Put alerts on your phone when a over a certain amount is withdrawn. Get a safe word. Ask the attorney for their bar association number and look them up.
We HAVE to be proactive!!
love_katz
(3,318 posts)They tell the victim to not hang up which is how they prevent the victim from questioning the situation. Hanging up and following up by checking directly with your family member will expose the fraud.
Same thing with calls about your credit or bank accounts. Definitely, hang up, look up the number to call directly to customer service and ask if there is a problem or if they were trying to contact you. Do NOT click on links from emails and texts because those are likely to connect you directly with the fraudster, who will use every trick in the book to pressure you into either sending them money and/or getting your financial information so they can rip you off directly.
Phentex
(16,783 posts)Do they know my thumbs?
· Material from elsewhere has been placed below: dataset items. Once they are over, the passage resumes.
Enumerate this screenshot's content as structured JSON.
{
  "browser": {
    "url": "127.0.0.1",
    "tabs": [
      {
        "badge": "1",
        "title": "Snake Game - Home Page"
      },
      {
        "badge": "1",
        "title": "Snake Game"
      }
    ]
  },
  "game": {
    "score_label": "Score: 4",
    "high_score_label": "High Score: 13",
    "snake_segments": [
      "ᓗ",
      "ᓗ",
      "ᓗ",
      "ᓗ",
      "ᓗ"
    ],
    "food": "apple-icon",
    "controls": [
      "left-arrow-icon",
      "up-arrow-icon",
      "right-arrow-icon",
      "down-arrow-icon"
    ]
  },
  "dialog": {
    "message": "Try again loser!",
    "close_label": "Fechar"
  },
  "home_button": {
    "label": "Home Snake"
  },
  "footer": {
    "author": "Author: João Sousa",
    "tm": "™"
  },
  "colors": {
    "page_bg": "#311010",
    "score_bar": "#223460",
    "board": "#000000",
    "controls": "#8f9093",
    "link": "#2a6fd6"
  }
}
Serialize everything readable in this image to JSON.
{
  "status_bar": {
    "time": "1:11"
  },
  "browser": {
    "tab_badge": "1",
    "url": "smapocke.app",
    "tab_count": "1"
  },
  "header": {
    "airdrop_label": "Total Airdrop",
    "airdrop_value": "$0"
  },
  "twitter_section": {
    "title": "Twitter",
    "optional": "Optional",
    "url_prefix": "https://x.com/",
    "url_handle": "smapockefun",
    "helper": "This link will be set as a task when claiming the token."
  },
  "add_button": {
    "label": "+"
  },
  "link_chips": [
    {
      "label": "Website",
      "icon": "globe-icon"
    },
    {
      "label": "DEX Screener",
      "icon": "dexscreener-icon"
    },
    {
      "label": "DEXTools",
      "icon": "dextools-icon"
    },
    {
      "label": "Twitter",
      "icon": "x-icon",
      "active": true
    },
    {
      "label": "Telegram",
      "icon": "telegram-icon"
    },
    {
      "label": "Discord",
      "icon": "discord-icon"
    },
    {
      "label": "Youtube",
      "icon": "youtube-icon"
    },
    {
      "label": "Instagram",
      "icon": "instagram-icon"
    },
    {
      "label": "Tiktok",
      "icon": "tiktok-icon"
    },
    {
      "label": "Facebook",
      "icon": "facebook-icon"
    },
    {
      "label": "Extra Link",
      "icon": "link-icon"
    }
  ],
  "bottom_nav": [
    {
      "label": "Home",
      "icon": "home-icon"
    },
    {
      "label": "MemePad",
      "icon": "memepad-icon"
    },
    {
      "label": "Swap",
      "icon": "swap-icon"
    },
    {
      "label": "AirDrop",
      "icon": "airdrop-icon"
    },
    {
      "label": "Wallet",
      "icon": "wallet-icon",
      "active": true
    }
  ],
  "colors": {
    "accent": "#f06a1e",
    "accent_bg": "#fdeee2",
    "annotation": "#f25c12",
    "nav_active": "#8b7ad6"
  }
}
I can hang up by accident all the time!
MerryBlooms
(12,702 posts)for my sis. I don't answer. I try to stress others to stop answering calls, but some still do. They brag about giving crap to the caller 🙄
Phentex
(16,783 posts)I miss calls here and there but I see the ones listed as potential spam and theres a lot. I also have my phone set to not even ring if they arent in my contacts list. If its real, theyll leave a message. Sometimes the bots selling me tax relief leave a message.
My kids know to not use me as an emergency contact! It could be hours before I see my phone.